Meeting Abstract

S3-10  Saturday, Jan. 4 14:30 - 15:00  Finding new rules for the patterning and shape of mammalian dentition: insights from Noctilionoid bats SADIER, A*; DESSALES, R; SANTANA, S; SEARS, K; UCLA; UCLA; University of Washington; UCLA

Teeth are ones of the most diverse organs in term of morphology. However, most of the extensive developmental work that has been done in mammals is based on mouse which exhibit a very derived dentition. Here, we take the advantage of the ~200 species of noctilionoids bats that encompass nearly all possible mammalian diets. In consequence, noctilionoids have evolved a wide diversity of post-canine dentition morphologies providing a natural experiment with which to investigate the developmental basis of morphological diversification. We will present a new model for the patterning of the mammalian post-canine dentition using this group as a reference. By combining morphometric and quantitative data from 117 adult species, we showed that the number of post-canine teeth is related to the length of the jaw and that premolar and molar proportions are independent, suggesting distinct developmental mechanisms for their formation. To get insight into these underlying mechanisms, we analyzed the development of 12 species across 8 developmental stages by ┬ÁCT scan and tested markers. We also injected pregnant bats with EdU to link teeth formation to the growth rate of the jaw. Finally, we proposed a new Turing-based model to explain the development of premolars and molars rows.
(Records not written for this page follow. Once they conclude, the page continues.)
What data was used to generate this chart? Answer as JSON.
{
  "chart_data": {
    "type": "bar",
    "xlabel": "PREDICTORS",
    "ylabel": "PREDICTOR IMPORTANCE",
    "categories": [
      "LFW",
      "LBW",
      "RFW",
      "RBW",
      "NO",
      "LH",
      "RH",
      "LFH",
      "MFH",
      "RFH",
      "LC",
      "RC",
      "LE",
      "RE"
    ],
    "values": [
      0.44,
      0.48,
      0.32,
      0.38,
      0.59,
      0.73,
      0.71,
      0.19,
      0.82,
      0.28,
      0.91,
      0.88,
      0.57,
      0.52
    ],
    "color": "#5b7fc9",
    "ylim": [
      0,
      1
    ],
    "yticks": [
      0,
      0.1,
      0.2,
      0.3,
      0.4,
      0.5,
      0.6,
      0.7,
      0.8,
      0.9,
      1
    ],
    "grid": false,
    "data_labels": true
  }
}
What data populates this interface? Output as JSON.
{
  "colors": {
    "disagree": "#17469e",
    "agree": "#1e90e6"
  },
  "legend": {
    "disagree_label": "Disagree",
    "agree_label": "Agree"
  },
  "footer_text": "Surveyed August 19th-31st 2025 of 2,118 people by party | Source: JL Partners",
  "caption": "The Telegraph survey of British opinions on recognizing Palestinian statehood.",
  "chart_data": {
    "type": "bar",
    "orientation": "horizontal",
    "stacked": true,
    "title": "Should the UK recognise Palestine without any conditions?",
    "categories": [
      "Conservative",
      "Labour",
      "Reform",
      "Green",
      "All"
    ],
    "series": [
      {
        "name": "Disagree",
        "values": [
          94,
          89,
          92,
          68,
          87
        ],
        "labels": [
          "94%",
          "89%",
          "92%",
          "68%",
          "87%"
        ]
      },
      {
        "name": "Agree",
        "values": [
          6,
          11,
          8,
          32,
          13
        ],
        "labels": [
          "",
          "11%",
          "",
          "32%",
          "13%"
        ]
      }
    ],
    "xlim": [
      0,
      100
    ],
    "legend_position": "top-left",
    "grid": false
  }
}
Our data reveal that the premolar and molar rows are established by two independent signaling mechanisms and that teeth number and size is linked to the local growth rate of the jaw. We believe that this work provides a testable framework for other bats and mammals. Then, we present new data on the relationship between molar traits and the underlying gene regulatory networks (GRNs) and pathways, using bat molar as a foundation to test the existence of developmental modules in GRNs that control shape variation. We will present morphological and computational models using machine learning as well as experimental data.